Paul Flynn MP has agreed to host a meeting in the House of Commons on Drug Policy Reform in the UK.

Almost 2,000 young people die in the UK each year from taking illegal drugs of uncertain potency, that they can only get hold of on the illegal market.

Leading police, doctors, and politicians agree prohibition has completely failed

to curb addiction and instead is costing the UK £3 billion a year. It is clear something must be done and reform is urgently needed.

Traditional drugs are often in the hands of criminal gangs and often if a young person goes to a dealer asking for a low risk variety of cannabis, the dealer will try and persuade them to buy something "much more exciting". Criminal suppliers also have every incentive to adulterate the drugs in order to enhance the profits – cutting agents are at times seriously dangerous. Speaking at this meeting are,

Paul Flynn was educated at St. Illtyd's College, Cardiff, and at the University College, Cardiff. He has worked as a chemist in the steel industry, as a broadcaster on Gwent Community Radio. He was elected as MP for Newport West in 1987. He has been shadow spokesperson for Health and Social Security is a member of the Public Administration Select Committee. His political interests include health and medicinal and illegal drugs. He is Vice Chair of the All Parliamentary Group for Drug Policy Reform

Andria E-Mordaunt is an activist, and  Mum to six year old Millie. She has been working on drugs issues since 1986, first as counsellor, peer support worker and  from 1993 as campaigner: local, national and international. Her life was turned upside down as of 1980 by the deaths of many of her loved ones: lives lost to HIV, ODs and other outcomes of the so-called war on drugs, so she helped found several NGOs for  people living with HIV and/or addiction issues. She is the founder of the John Mordaunt Trust, set up to honour the memory of her life-partner & fellow AIDS activist, killed by HIV. Andria wrote herMSc dissertation"Junkies in the House of the Lord: a look at the impact of drugs user groups on drug policy" at LSE..

June 1998, Andria arranged for Marsha B , RIP, an  Injection drugs User living with AIDS - to address the UN Office on Drugs and Crime (UNODC) at the UN General Assembly Special Session on Drugs (UNGASS) about the failure of the so-called war on drugs:  Andria wrote the speech, edited by Cannabis campaigner, Martin Barriuso. She is committed to helping to end the so-called war on drugs.              

Niamh Eastwood is Executive Director of Release. Having worked in drug policy for the last ten years Niamh is passionate about drug policy reform and believes that the most vulnerable in society are disproportionately impacted upon by the current drug laws.
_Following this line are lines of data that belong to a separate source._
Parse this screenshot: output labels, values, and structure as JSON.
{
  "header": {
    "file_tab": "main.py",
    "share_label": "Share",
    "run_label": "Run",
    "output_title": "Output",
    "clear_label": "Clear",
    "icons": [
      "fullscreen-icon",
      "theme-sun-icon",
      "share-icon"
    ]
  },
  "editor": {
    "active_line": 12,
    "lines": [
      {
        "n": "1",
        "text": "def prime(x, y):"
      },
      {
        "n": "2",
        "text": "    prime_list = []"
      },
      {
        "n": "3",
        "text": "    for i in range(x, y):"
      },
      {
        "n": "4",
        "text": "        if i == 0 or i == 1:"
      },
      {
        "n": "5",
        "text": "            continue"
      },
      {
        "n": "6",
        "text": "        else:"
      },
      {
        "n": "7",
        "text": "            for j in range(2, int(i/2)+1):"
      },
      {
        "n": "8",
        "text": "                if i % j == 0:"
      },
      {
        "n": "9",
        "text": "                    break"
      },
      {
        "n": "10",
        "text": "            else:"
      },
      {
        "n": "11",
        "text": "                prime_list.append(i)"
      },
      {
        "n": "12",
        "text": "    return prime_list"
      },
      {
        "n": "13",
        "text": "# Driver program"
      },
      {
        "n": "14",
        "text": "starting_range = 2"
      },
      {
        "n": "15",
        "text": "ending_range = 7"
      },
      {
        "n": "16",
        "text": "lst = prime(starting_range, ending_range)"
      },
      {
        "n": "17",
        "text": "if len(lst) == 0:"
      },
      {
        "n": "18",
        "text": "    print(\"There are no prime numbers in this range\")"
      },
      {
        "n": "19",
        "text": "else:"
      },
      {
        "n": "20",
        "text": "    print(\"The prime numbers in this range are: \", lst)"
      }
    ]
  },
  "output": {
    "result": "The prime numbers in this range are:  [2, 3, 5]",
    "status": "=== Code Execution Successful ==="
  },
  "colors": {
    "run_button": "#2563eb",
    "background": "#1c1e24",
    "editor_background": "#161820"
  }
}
Niamh has co-authored Release's two most recent policy papers 'The Numbers in Black And White: Ethnic Disparities In The Policing And Prosecution Of Drug Offences In England And Wales' and ‘A Quiet Revolution: Drug Decriminalisation Policies in Practice Across the Globe’. Niamh is also responsible for drafting many of Release's briefings for parliamentarians and policy makers. She has presented at international and national conferences and is regularly invited to comment in the media.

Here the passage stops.